却不想,那水利同知也不是省油的灯!

听的这话,那水利同知立刻反击道。

“什么叛徒?咱这不是跟殿下您学的么?识时务者为俊杰,壮士断腕而已……要说叛徒,谁比的过您连自己母亲和外祖都能叛个干净呢?”

这话如利剑一般直刺沈昭景的咽喉,他那伶牙俐齿的嘴一时张不开去!

是了,人以类聚,物以群分,忠义之士自然结交的都是人品高洁之人,而小人身边也多是小人臭味相投而已。

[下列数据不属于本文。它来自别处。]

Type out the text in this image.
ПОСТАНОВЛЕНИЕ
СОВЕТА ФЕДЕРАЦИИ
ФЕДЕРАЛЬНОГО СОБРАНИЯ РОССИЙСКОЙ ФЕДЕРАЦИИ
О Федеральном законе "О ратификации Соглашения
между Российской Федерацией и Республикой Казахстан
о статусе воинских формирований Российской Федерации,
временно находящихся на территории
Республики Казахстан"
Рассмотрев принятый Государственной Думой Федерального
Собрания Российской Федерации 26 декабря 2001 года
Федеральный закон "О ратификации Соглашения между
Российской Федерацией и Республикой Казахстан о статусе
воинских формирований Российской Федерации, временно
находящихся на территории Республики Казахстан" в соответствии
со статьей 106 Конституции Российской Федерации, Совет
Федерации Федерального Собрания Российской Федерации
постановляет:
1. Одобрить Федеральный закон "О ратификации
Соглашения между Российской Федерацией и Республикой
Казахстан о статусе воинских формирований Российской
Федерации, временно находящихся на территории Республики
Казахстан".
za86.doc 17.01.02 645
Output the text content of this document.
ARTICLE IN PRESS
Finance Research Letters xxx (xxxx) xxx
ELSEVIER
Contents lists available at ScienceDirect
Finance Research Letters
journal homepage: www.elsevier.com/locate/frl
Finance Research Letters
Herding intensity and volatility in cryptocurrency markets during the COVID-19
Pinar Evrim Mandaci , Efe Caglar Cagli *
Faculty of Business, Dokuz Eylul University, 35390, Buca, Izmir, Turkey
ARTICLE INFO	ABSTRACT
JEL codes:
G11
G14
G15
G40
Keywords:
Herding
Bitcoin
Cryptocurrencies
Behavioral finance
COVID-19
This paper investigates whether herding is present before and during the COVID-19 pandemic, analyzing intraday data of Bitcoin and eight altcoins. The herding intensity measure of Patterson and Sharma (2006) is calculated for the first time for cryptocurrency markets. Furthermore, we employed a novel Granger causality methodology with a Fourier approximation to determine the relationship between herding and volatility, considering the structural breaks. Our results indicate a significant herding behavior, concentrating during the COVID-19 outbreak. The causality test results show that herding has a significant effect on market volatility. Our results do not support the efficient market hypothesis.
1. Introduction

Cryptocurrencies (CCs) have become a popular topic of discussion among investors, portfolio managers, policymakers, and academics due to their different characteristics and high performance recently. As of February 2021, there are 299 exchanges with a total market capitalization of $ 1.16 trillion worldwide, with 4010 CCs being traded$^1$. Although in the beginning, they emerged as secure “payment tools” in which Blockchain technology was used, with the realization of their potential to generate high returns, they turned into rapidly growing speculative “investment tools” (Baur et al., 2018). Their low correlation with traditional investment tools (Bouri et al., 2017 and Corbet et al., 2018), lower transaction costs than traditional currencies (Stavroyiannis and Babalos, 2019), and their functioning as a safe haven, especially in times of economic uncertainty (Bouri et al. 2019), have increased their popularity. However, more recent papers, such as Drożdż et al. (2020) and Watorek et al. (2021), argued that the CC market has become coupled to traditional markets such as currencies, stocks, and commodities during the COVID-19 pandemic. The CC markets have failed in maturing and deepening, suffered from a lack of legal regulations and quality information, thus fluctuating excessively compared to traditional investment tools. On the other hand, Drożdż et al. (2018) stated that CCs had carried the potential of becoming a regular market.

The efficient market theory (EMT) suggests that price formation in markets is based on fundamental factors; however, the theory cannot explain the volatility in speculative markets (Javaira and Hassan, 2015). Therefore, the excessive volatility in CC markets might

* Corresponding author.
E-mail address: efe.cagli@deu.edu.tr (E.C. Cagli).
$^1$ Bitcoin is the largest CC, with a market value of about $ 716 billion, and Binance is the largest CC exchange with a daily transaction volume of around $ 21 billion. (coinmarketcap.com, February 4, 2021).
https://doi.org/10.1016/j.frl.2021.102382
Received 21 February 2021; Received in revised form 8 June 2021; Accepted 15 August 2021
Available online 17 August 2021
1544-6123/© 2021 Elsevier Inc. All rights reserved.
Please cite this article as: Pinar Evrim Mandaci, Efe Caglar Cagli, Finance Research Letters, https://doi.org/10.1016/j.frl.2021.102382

“……别、别、别杀我!好弟弟……好阿翎,你还记得、还记得你小时,为兄、为兄带你去御花园里捉蝴蝶的事情么……”

沈昭景自知已毫无办法,只能软着声音求着沈昭临,甚至打起了感情牌,要述兄弟情意。

“我记得!我当然记得!我记得你激我去那江淮收税,九死一生,差点把阿姐的命搭进去了去!

我记得你以假消息骗我引大军进的那金沙滩死困之地,明湛哥为保我性命,几次突围亲自殿后,连手臂都被箭矢射穿了去!要不是、要不是明湛哥受了那般重伤,他怎会反应不及,被、被……

罢了!哼!”

沈昭临听的眼睛通红,他此刻不知是喜是悲的看着沈昭景,眼前人是他血亲兄弟,几次害他差点致死,而和他毫无血缘的萧景珩却是以命相救,这种人还敢和他说兄弟情意?

“这时候,想起来我是你兄弟了?呵,有什么话到金銮殿上和父皇说去吧!”

沈昭临说完这话,死死按住腰间剑柄,说实话,要不是来之前阿姐告诫过他,不可私自处刑,他早就把眼前人砍成两半去了。

沈昭临咬牙将怒气咽下,遂继一挥手周边的军士一拥而上将狗洞里的一干人等全部捆紧。

见此,沈昭景已知回天乏术,他面色死灰的瘫倒在地,如同一团烂泥再也没有反抗之机。